Quelques heures plus tôt, aux environs de 2 heures du matin, c’est par la voie d’un communiqué que le chef d’Etat, certes élu démocratiquement mais accusé de dérive autoritaire, a fini par sortir de sa réserve en affirmant que «l’Egypte ne permettra absolument aucun retour en arrière, quelles que soient les circonstances», en se posant en garant de la «réconciliation nationale» et de la «paix sociale». Une fin de non-recevoir qui aura mis du temps à venir. «Les Frères musulmans sont visiblement choqués par ce qui leur arrive. Ils n’avaient pas pris au sérieux la campagne «Tamarrod» [ndlr: rébellion, en arabe] lancée par l’opposition. Ils ont été pris de cours. Ils ont donc mis du temps à formuler une réponse», observe Stéphane Lacroix, spécialiste de l’islam politique.

D’après lui, les membres de la confrérie n’ont aujourd’hui d’autre stratégie que «la mobilisation de la rue». Mais, dit-il, «c’est une démonstration de force risquée car, en face, les Egyptiens sont de plus en plus nombreux à rallier la place Tahrir et le palais présidentiel». Un pari d’autant plus risqué que celui que ses détracteurs surnomment le «mouton», fustigeant sa dépendance des Frères musulmans, est de plus en plus seul à la tête du pays. Dans la matinée, son ministre des Affaires étrangères, Mohamed Kamel Amr, a confirmé son retrait du gouvernement, portant à cinq le nombre de ministres démissionnaires.
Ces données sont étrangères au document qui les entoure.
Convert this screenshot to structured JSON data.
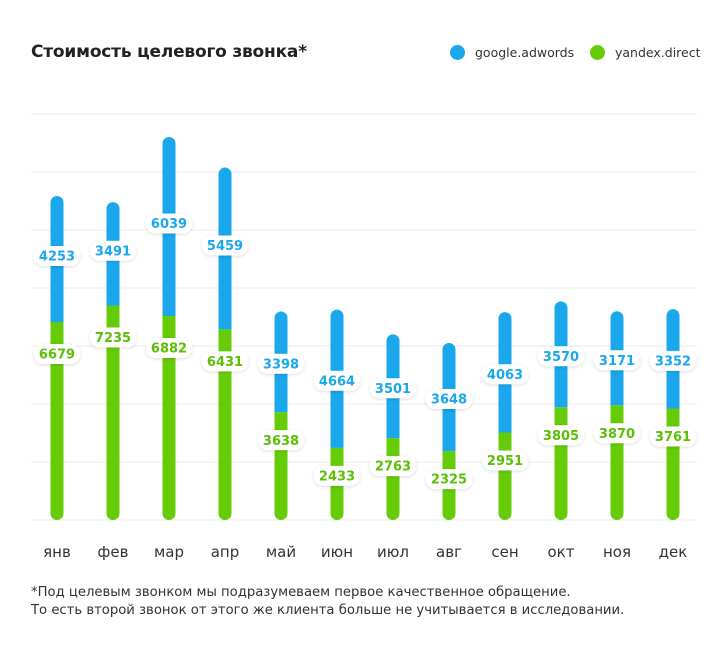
{
  "title": "Стоимость целевого звонка*",
  "legend": [
    {
      "label": "google.adwords",
      "color": "#1aa7ec"
    },
    {
      "label": "yandex.direct",
      "color": "#66cc0a"
    }
  ],
  "footnote": {
    "line1": "*Под целевым звонком мы подразумеваем первое качественное обращение.",
    "line2": "То есть второй звонок от этого же клиента больше не учитывается в исследовании."
  },
  "chart_data": {
    "type": "bar",
    "stacked": true,
    "title": "Стоимость целевого звонка*",
    "categories": [
      "янв",
      "фев",
      "мар",
      "апр",
      "май",
      "июн",
      "июл",
      "авг",
      "сен",
      "окт",
      "ноя",
      "дек"
    ],
    "series": [
      {
        "name": "yandex.direct",
        "color": "#66cc0a",
        "values": [
          6679,
          7235,
          6882,
          6431,
          3638,
          2433,
          2763,
          2325,
          2951,
          3805,
          3870,
          3761
        ]
      },
      {
        "name": "google.adwords",
        "color": "#1aa7ec",
        "values": [
          4253,
          3491,
          6039,
          5459,
          3398,
          4664,
          3501,
          3648,
          4063,
          3570,
          3171,
          3352
        ]
      }
    ],
    "grid": true,
    "legend_position": "top-right"
  }
}
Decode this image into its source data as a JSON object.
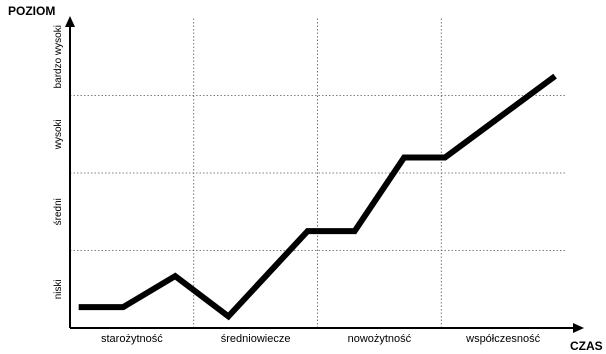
{
  "chart_data": {
    "type": "line",
    "xlabel": "CZAS",
    "ylabel": "POZIOM",
    "x_categories": [
      "starożytność",
      "średniowiecze",
      "nowożytność",
      "współczesność"
    ],
    "y_categories": [
      "niski",
      "średni",
      "wysoki",
      "bardzo wysoki"
    ],
    "xlim": [
      0,
      4
    ],
    "ylim": [
      0,
      4
    ],
    "grid": true,
    "series": [
      {
        "x": [
          0.07,
          0.43,
          0.85,
          1.28,
          1.92,
          2.3,
          2.7,
          3.03,
          3.92
        ],
        "y": [
          0.27,
          0.27,
          0.67,
          0.15,
          1.25,
          1.25,
          2.2,
          2.2,
          3.25
        ]
      }
    ]
  }
}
Dans la foulée, au moins deux porte-parole de la présidence et du gouvernement ont annoncé eux aussi leur départ. Autre revers du président Morsi, le procureur général qu’il avait démis de ses fonctions a été réintégré dans ses fonctions par la justice égyptienne.

En province, la mobilisation ­anti-Morsi continue également à enfler. Le site du journal Al-Ahram rapporte que dans la ville de Damiette, un cortège de partisans du président a été repoussé par des habitants qui, de la fenêtre de leurs immeubles, les ont aspergés d’eau et d’ordures.

Pendant ce temps, le Front du salut national, la principale coalition de l’opposition, a exprimé sa confiance envers l’avertissement que l’armée a adressé au président, et qui expire ce mercredi. «Le FSN est déterminé, depuis sa formation le 22 novembre 2012, à construire un Etat démocratique, civil et moderne […] Nous faisons confiance à la déclaration de l’armée, reflétée dans son communiqué d’hier [lundi], selon lequel elle ne veut pas s’investir en politique ou jouer un rôle politique», précise son communiqué. La presse libérale, elle, titre déjà sur «les quarante-huit dernières heures du régime des Frères», ou encore «l’Egypte sans Morsi»,

Nerveux, les partisans du président ne montrent pourtant aucun signe de résignation face à la pression de l’opposition et de l’armée. «Pour nous, cet ultimatum de quarante-huit heures n’a aucun sens. Le président a été élu par les urnes, et ne renoncera à son pouvoir qu’à la fin de son mandat et l’organisation de futures élections», prévient Hossam Tageddine, le chef du bureau politique de la confrérie. «Il n’y a qu’une issue à la crise: le dialogue», insiste pour sa part Tarek el-Morsi, un des porte-parole du Parti liberté et justice, la branche politique des Frères musulmans, en niant avoir ignoré, des mois durant, les demandes de l’opposition, notamment pour une révision de la Constitution.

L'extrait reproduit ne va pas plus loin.